Mindfulness: diversamente dallo yoga che è più riattivante, la mindfulness libera il pensiero e porta alla consapevolezza di sé, permette di ritrovare una connessione con il proprio “Io” e consente un’integrazione e un dialogo tra mente e corpo che riduce drasticamente lo stress da rientro. È ideale praticarla due volte al giorno, mattina e sera, seguendo protocolli guidati.

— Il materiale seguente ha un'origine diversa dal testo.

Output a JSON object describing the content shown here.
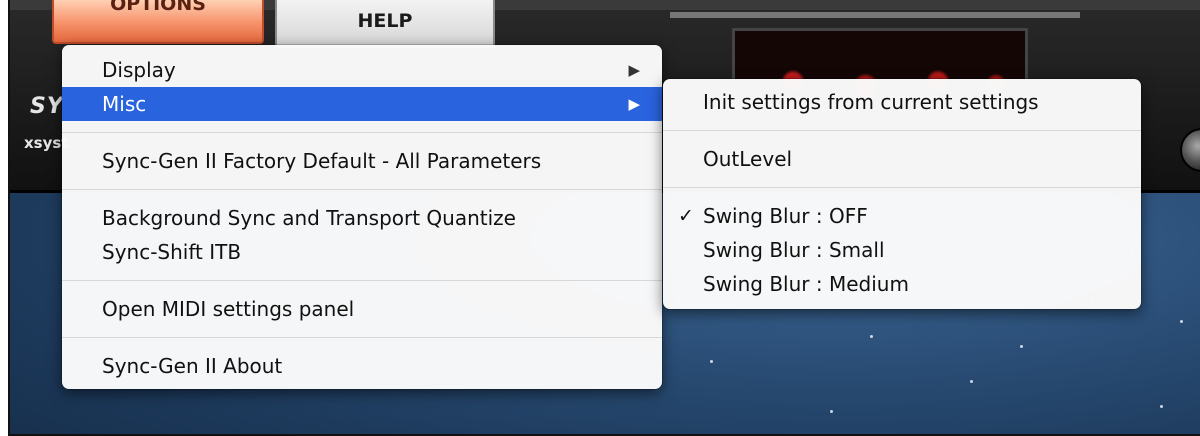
{
  "header": {
    "options_tab": "OPTIONS",
    "help_tab": "HELP",
    "brand": "SY",
    "brand_sub": "xsyst"
  },
  "options_menu": {
    "items": [
      {
        "label": "Display",
        "has_submenu": true,
        "highlighted": false
      },
      {
        "label": "Misc",
        "has_submenu": true,
        "highlighted": true
      },
      {
        "label": "Sync-Gen II Factory Default - All Parameters"
      },
      {
        "label": "Background Sync and Transport Quantize"
      },
      {
        "label": "Sync-Shift ITB"
      },
      {
        "label": "Open MIDI settings panel"
      },
      {
        "label": "Sync-Gen II About"
      }
    ],
    "submenu_arrow": "▶"
  },
  "misc_submenu": {
    "items": [
      {
        "label": "Init settings from current settings",
        "checked": false
      },
      {
        "label": "OutLevel",
        "checked": false
      },
      {
        "label": "Swing Blur : OFF",
        "checked": true
      },
      {
        "label": "Swing Blur : Small",
        "checked": false
      },
      {
        "label": "Swing Blur : Medium",
        "checked": false
      }
    ],
    "check_mark": "✓"
  },
  "colors": {
    "highlight": "#2a63de",
    "options_tab": "#f6926a"
  },
  "icons": [
    "chevron-right-icon",
    "checkmark-icon",
    "knob"
  ]
}
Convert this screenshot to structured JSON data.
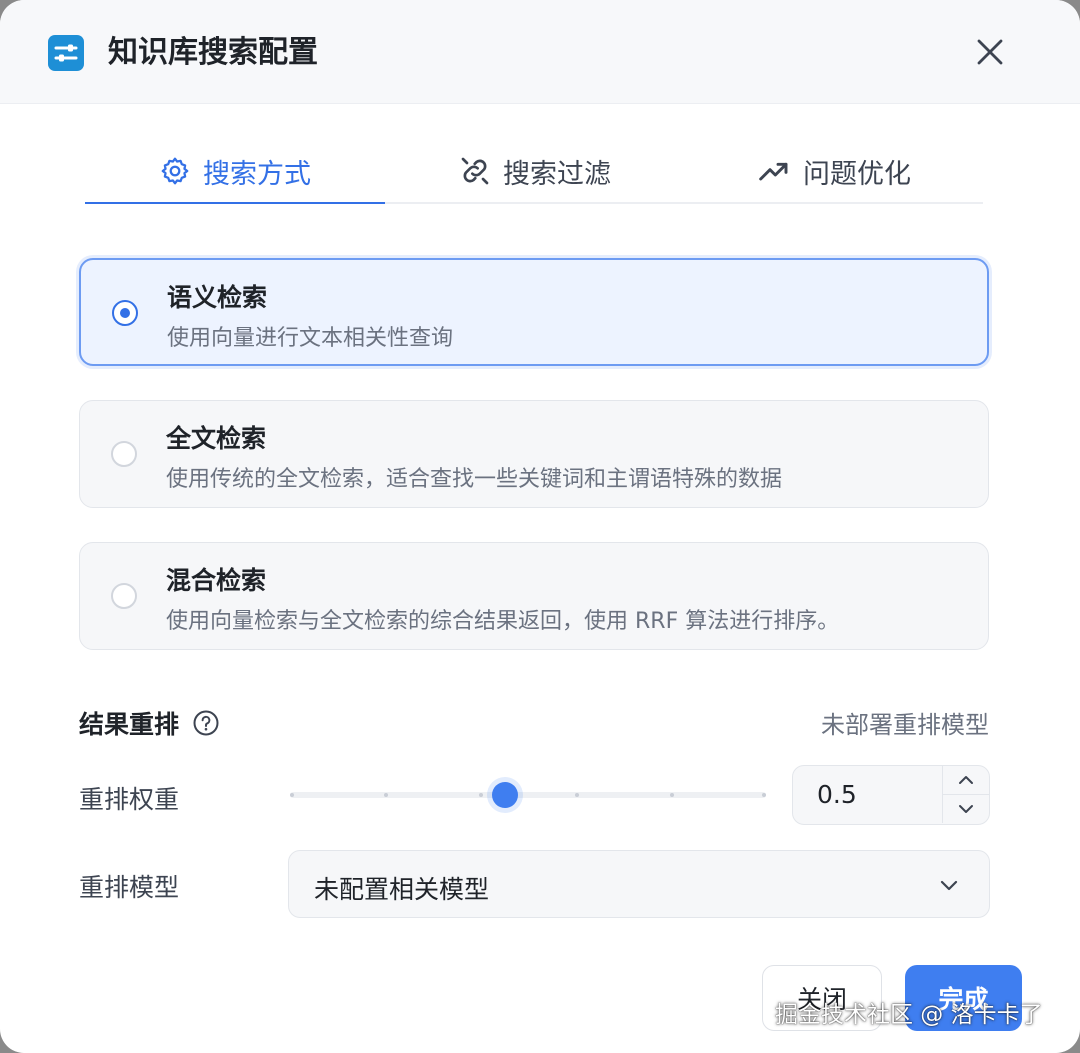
{
  "dialog": {
    "title": "知识库搜索配置",
    "header_icon": "sliders-icon",
    "close_icon": "close-icon"
  },
  "tabs": [
    {
      "label": "搜索方式",
      "icon": "gear-icon",
      "active": true
    },
    {
      "label": "搜索过滤",
      "icon": "link-icon",
      "active": false
    },
    {
      "label": "问题优化",
      "icon": "trending-up-icon",
      "active": false
    }
  ],
  "search_modes": [
    {
      "title": "语义检索",
      "description": "使用向量进行文本相关性查询",
      "selected": true
    },
    {
      "title": "全文检索",
      "description": "使用传统的全文检索，适合查找一些关键词和主谓语特殊的数据",
      "selected": false
    },
    {
      "title": "混合检索",
      "description": "使用向量检索与全文检索的综合结果返回，使用 RRF 算法进行排序。",
      "selected": false
    }
  ],
  "rerank": {
    "section_title": "结果重排",
    "status": "未部署重排模型",
    "weight_label": "重排权重",
    "weight_value": "0.5",
    "weight_fraction": 0.5,
    "model_label": "重排模型",
    "model_value": "未配置相关模型"
  },
  "footer": {
    "close_label": "关闭",
    "done_label": "完成"
  },
  "watermark": "掘金技术社区 @ 洛卡卡了",
  "colors": {
    "accent": "#3370e6",
    "primary_button": "#3f7ef0",
    "selected_bg": "#edf3ff"
  }
}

Tenere un diario: annotare quotidianamente i propri pensieri disturbanti può esser d’aiuto per portare alla luce ciò che non soddisfa e opprime, perché poter rileggere a posteriori le sensazioni che accompagnano determinati momenti consente di prendere la giusta distanza critica, osservare con occhio attento i propri bisogni e tentare di dare risposte adeguate con la corretta dose di attenzione.

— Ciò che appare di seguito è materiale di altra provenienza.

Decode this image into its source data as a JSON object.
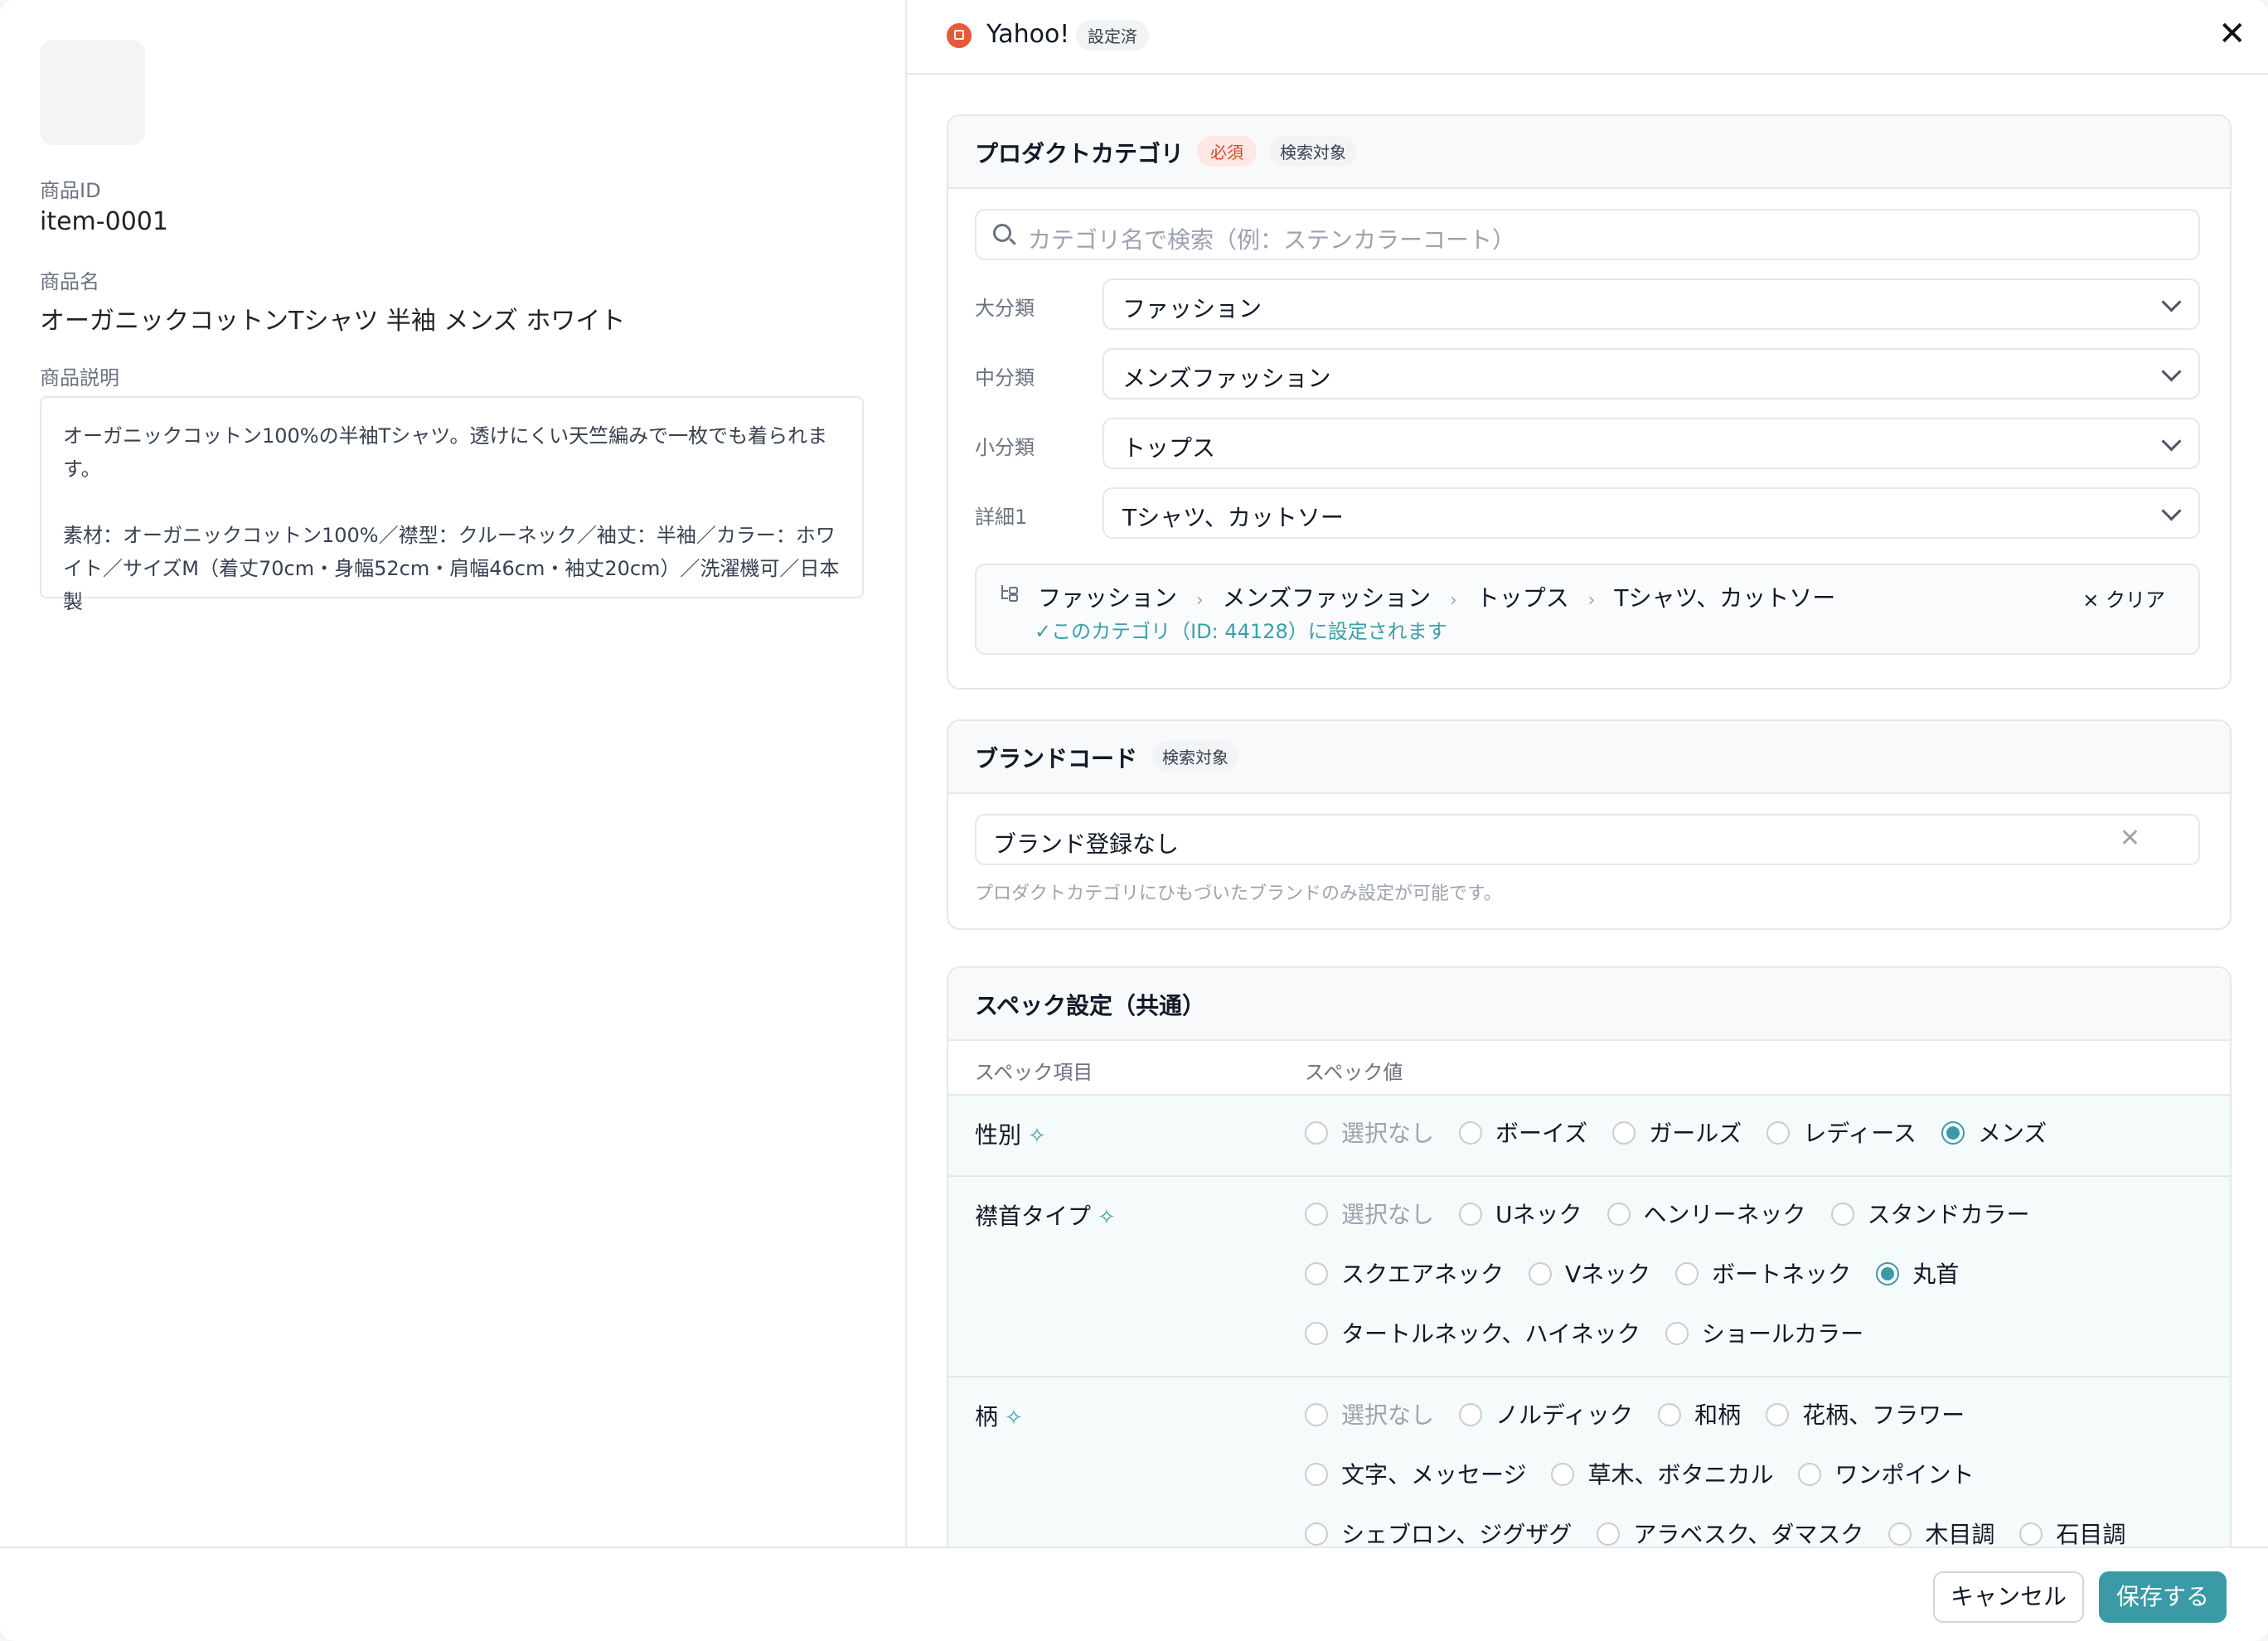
{
  "product": {
    "id_label": "商品ID",
    "id_value": "item-0001",
    "name_label": "商品名",
    "name_value": "オーガニックコットンTシャツ 半袖 メンズ ホワイト",
    "desc_label": "商品説明",
    "desc_p1": "オーガニックコットン100%の半袖Tシャツ。透けにくい天竺編みで一枚でも着られます。",
    "desc_p2": "素材：オーガニックコットン100%／襟型：クルーネック／袖丈：半袖／カラー：ホワイト／サイズM（着丈70cm・身幅52cm・肩幅46cm・袖丈20cm）／洗濯機可／日本製"
  },
  "header": {
    "brand": "Yahoo!",
    "status": "設定済",
    "close": "✕"
  },
  "category": {
    "title": "プロダクトカテゴリ",
    "required": "必須",
    "searchable": "検索対象",
    "search_placeholder": "カテゴリ名で検索（例：ステンカラーコート）",
    "levels": [
      {
        "label": "大分類",
        "value": "ファッション"
      },
      {
        "label": "中分類",
        "value": "メンズファッション"
      },
      {
        "label": "小分類",
        "value": "トップス"
      },
      {
        "label": "詳細1",
        "value": "Tシャツ、カットソー"
      }
    ],
    "path": [
      "ファッション",
      "メンズファッション",
      "トップス",
      "Tシャツ、カットソー"
    ],
    "path_sep": "›",
    "note": "✓このカテゴリ（ID: 44128）に設定されます",
    "clear": "× クリア"
  },
  "brand": {
    "title": "ブランドコード",
    "searchable": "検索対象",
    "value": "ブランド登録なし",
    "hint": "プロダクトカテゴリにひもづいたブランドのみ設定が可能です。"
  },
  "spec": {
    "title": "スペック設定（共通）",
    "col_item": "スペック項目",
    "col_value": "スペック値",
    "rows": [
      {
        "name": "性別",
        "lines": [
          [
            {
              "label": "選択なし",
              "muted": true
            },
            {
              "label": "ボーイズ"
            },
            {
              "label": "ガールズ"
            },
            {
              "label": "レディース"
            },
            {
              "label": "メンズ",
              "selected": true
            }
          ]
        ]
      },
      {
        "name": "襟首タイプ",
        "lines": [
          [
            {
              "label": "選択なし",
              "muted": true
            },
            {
              "label": "Uネック"
            },
            {
              "label": "ヘンリーネック"
            },
            {
              "label": "スタンドカラー"
            }
          ],
          [
            {
              "label": "スクエアネック"
            },
            {
              "label": "Vネック"
            },
            {
              "label": "ボートネック"
            },
            {
              "label": "丸首",
              "selected": true
            }
          ],
          [
            {
              "label": "タートルネック、ハイネック"
            },
            {
              "label": "ショールカラー"
            }
          ]
        ]
      },
      {
        "name": "柄",
        "lines": [
          [
            {
              "label": "選択なし",
              "muted": true
            },
            {
              "label": "ノルディック"
            },
            {
              "label": "和柄"
            },
            {
              "label": "花柄、フラワー"
            }
          ],
          [
            {
              "label": "文字、メッセージ"
            },
            {
              "label": "草木、ボタニカル"
            },
            {
              "label": "ワンポイント"
            }
          ],
          [
            {
              "label": "シェブロン、ジグザグ"
            },
            {
              "label": "アラベスク、ダマスク"
            },
            {
              "label": "木目調"
            },
            {
              "label": "石目調"
            }
          ]
        ]
      }
    ]
  },
  "footer": {
    "cancel": "キャンセル",
    "save": "保存する"
  },
  "colors": {
    "accent": "#3a9aa6",
    "required": "#d9472b",
    "brand_icon": "#e8593a"
  }
}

Per alcuni, anche semplicemente vivere il fine settimana senza pensare al lavoro è sinonimo di sensi di colpa, tanto che il lunedì mattina può essere paragonato a una vera e propria sindrome da rientro, a prescindere che la pausa dal lavoro sia durata due giorni o due settimane. Come spiega lo specialista di MioDottore, è possibile ritrovarsi ad affrontare la routine settimanale con poco entusiasmo e tanta apprensione “perché nell’uomo c’è una componente eccessivamente autocritica che non permette di godere dei periodi in cui si stacca la spina e, di conseguenza, di pensare al lavoro come a una sana parte dell’esistenza intervallata da momenti di ristoro”. Per questo, anche se a un primo sguardo può sembrare un ossimoro, in realtà la frustrazione del back to work ha poco a che vedere con il ritorno e molto con il lavoro, tanto che si potrebbe nascondere proprio sotto gli occhi di tutti: in ufficio. Nello specifico, la ripresa della vita lavorativa assomiglia spesso a un jet leg, come sottolinea il Dottor Francesco Bocci: “In ferie o nel weekend si segue una modalità più ‘analogica’, si rallenta, si è presenti sul momento e si accantonano i ritmi serrati a cui spesso si è costretti. Al ritorno il sentimento più diffuso è un mix di tristezza e rassegnazione: se si vive la quotidianità come frustrante o comunque con poco appagamento, non saranno due né dieci giorni di relax a restituire la serenità”. Ma la buona notizia è che la “cura” è più piacevole del previsto: “per affrontare al meglio le nuove settimane lavorative è importante non scindere in modo netto i giorni di ferie da quelli di lavoro, neanche mentalmente. Essere troppo schematici e rigidi su questi aspetti non fa bene alla mente e all’organismo. Al contrario, integrare momenti per sé anche durante la normale vita lavorativa è fondamentale per ridimensionare l’ansia da prestazione e ritrovare la connessione con la propria persona”.